Another key area of development is LFAM, which can now be used to produce single final parts and products but extremely large single parts and products that would be difficult to produce using standard processes. Tools (such as molds, jigs or fixtures) are a key example: there objects are intended as a means for producing other parts but they are also final and usable parts in and of themselves.

While polymer AM production of millions of parts is underway, the same cannot be said of the metal AM, where very little final part production is taking place. For sure some very interesting things are happening in the space industry, but we are still talking about single parts. Commercial aviation metal AM part production today is very much limited to GE’s newest engines and to some applications in the general aviation segment, as well as defense and drone manufacturing. That’s not going to change much anytime soon as the requirements for standardization and safety regulations will necessarily extend the time to market (and costs) of any newly developed AM part. That said, companies like Burloak, Sintavia, Morf3D, BEAMIT, Premium Aerotech and several others are making great efforts to accelerate this transition. Something very similar is also taking place in the Energy industry, both for power generation and upstream/downstream resource

Mass adoption of metal AM in automotive is not yet happening. That’s what companies like Desktop Metal, HP and, to a lesser extent, GE hope to accomplish with their metal binder jetting systems. Desktop Metal is the company with most machines already on the market (especially those produced by the recently acquired ExOne but also its own), however, HP will finally launch its metal binder jetting system this Q3 and begin to aggressively develop that market. Whether these processes will succeed in penetrating the automotive market remains to be seen.

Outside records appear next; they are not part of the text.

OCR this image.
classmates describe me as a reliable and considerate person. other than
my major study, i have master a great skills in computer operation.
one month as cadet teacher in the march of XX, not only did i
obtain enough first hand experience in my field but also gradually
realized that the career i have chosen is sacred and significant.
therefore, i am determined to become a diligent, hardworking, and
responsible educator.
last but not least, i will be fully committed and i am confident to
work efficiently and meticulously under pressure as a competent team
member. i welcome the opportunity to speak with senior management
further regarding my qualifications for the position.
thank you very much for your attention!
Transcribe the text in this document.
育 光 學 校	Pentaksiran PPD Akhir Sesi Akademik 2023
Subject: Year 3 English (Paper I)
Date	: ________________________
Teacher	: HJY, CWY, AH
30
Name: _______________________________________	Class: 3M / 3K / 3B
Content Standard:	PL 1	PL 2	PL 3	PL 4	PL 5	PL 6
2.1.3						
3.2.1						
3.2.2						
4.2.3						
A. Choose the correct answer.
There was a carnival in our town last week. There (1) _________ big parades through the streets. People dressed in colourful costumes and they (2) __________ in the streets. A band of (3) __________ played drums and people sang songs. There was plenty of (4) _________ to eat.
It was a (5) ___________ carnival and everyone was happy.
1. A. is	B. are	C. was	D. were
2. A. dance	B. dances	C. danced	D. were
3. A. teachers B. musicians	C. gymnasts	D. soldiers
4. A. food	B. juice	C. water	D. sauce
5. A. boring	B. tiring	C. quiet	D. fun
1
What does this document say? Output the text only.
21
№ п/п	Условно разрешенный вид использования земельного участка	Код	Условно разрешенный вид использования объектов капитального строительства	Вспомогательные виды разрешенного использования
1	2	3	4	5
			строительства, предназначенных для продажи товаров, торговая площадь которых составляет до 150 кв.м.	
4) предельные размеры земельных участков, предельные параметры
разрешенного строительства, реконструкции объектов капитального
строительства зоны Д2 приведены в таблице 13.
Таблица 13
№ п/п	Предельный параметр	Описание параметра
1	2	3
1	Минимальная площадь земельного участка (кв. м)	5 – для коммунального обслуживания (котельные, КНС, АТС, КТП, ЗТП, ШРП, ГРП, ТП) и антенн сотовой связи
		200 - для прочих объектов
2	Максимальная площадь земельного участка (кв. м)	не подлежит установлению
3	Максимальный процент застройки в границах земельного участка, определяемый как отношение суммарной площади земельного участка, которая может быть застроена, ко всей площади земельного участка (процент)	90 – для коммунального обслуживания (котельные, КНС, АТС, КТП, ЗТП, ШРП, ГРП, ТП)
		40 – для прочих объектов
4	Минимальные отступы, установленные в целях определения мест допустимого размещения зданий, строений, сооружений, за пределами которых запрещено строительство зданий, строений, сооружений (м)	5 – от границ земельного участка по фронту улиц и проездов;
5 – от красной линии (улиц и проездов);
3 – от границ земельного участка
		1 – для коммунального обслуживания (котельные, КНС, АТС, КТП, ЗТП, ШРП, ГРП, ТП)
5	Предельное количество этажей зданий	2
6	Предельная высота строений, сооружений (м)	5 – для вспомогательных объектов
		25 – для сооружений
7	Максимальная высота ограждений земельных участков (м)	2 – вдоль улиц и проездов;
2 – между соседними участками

To conclude, we have grown accustomed to using the acronym AM to indicate additive manufacturing. In the past companies like Airbus have also used ALM (additive layer manufacturing). As additive manufacturing evolves into a technology used in direct, digital production of large series of parts, rather than one-offs, short batches, prototypes and tools, we now need a new acronym that can more immediately represent this evolutionary process: AMP, additive mass production, could be that acronym.